憲法裁判所で行われている尹錫悦大統領に対する弾劾裁判で、争点となっているのが「不正選挙」問題だ。11日の第7回弁論では、中国政府による選挙介入疑惑と、中央選挙管理委員会が中国共産党の指導者を称えている映像について論争を繰り広げた。また、当該動画の登場人物の中に対外世論と選挙工作に関与する人物がいた点についても指摘した。
(ソウル=李民晧)
この日の弁論で、尹大統領側の車基煥弁護士は、近年の主な選挙において、選挙管理委員会が中国人の開票スタッフを採用した事実を指摘した。
車弁護士は証人として出廷した金龍彬・選管委事務総長に対し「2022年の大統領選挙、及び昨年の総選挙などで、正社員にせよ非正規雇用にせよ、中国人を開票スタッフとして採用した事実はあるか」と尋ねると、金事務総長は「中国国籍を持つ者が1人いた」と認め、「昨年の総選挙においては(外国籍の開票スタッフを)採用しないという指針を定めた」と述べた。
20年4月15日に行われた総選挙と、22年に実施された大統領選挙では、中国国籍の開票スタッフ1人が選挙区である銀平区で活動した事実が確認されている。だが、全国の選挙区で全数調査を行ったわけではない。これについて、金事務総長も「(全国規模では)分からない。選管委は開票スタッフの国籍に関する資料を受け取ったことがない」と答えた。
選管委制作の動画に登場した中国共産党の指導者たち
17年、選管委は独自のYouTubeチャンネルで、中国共産党の指導者を称える内容のドキュメンタリー動画をアップした。選管委が運営するチャンネル「韓国選挙放送」のドキュメンタリーコーナー「民主主義とリーダーシップ」の中に、「1%の人しか知らないリーダーの秘密、シークレット」というタイトルで計10本の動画を上げた。
1話と2話は中国共産党序列4位の王滬寧、3話と4話は鄧小平・元総書記、9話と10話は周恩来・元首相を取り上げた。動画には全5人の外国人政治家が登場し、そのうち3人が中国共産党の指導者だ。残る2人はアンゲラ・メルケル独首相、マイク・ポンペオ米国務長官だった。
車弁護士はこれに対し、「王滬寧を国内で知る人はほぼいない上、(中国共産党で)対外世論と選挙工作に関与する人物として台湾メディアが報じた。そのような人物をあえて1話と2話で取り上げた理由は何か」と疑問を呈した。
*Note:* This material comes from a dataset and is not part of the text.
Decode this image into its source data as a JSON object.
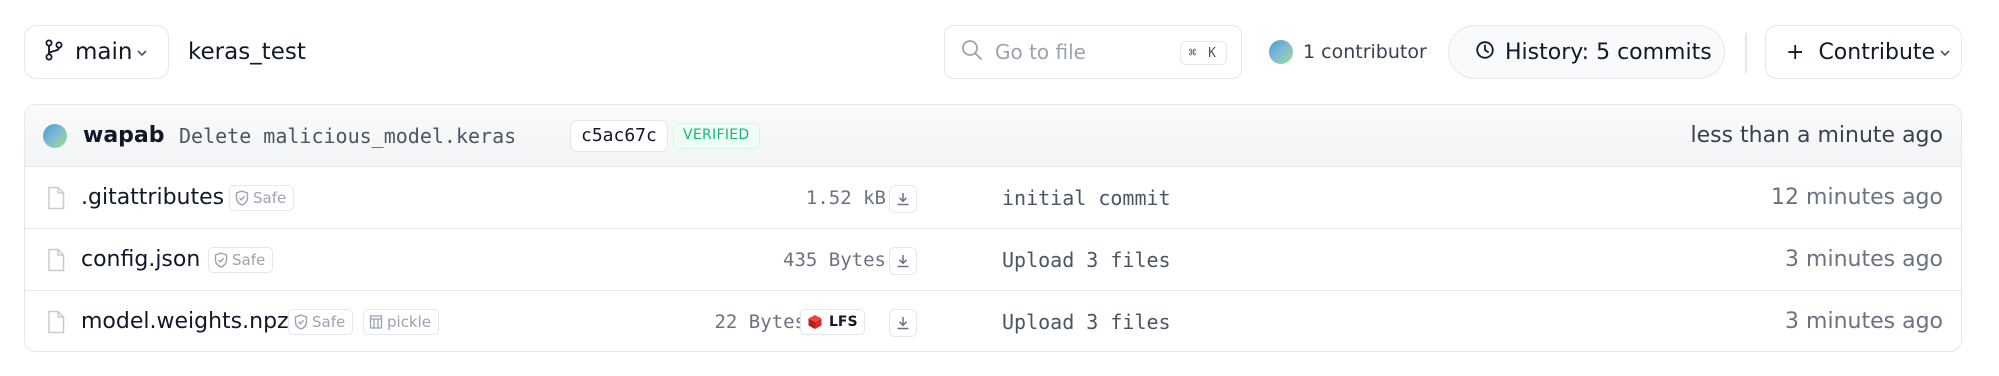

すると、金事務総長は「(当該の内容を)知らなかった」と回答した。
動画の出演者たちは王滬寧について「中国のブレーンであり、キングメーカー」「知恵袋」と評し、23年間にわたり習近平、胡錦濤、江澤民ら3人の中国国家主席の側近として政策を立案してきた人物であるとコメントしていた。
自由民主主義国家の独立機関である選管委が、民主的な選挙制度を是としない中国共産党体制の指導者たちを宣伝する動画を上げること自体、ナンセンスだと言わざるを得ない。
また、本動画を制作した目的は「世界のリーダーを知り、選挙の重要性を再認識してもらう」というものだが、それが本来の目的に合致しているかという点については首をかしげるところだ。中国本土には個人の自由と権利を最大限保障する民主的な選挙制度が存在しないからだ。現在、問題の動画は存在しない。選管委が削除したからだ。
「共に民主党」はスパイ容疑への捜査依頼をも弾劾
尹大統領の弁護団は13日、非常戒厳発令について「スパイ捜査まで阻もうとする利敵弾劾を止めるための措置だった」と抗弁した。その上で、共に民主党などが「前政権の標的監査」を理由に弾劾し職務を停止させた崔載海監査院長の例を挙げた。
崔院長は、文在寅政権時代に国家安保室の室長を務めた鄭義溶ら4人に対する捜査を検察に依頼したところ、国会によって弾劾された。鄭室長は、THAADの配備に関する情報を駐韓中国領事に流したことでスパイの疑惑がもたれていた。
弁護団は「大統領は、軍事情報を中国に流す行為を、国家安全保障を崩壊させる重大なスパイ行為だとみなした。スパイ行為に対する捜査依頼ですら弾劾という政治的手段で阻もうとする反国家勢力の実体を確認し、非常戒厳令の宣布にいたった」と述べた。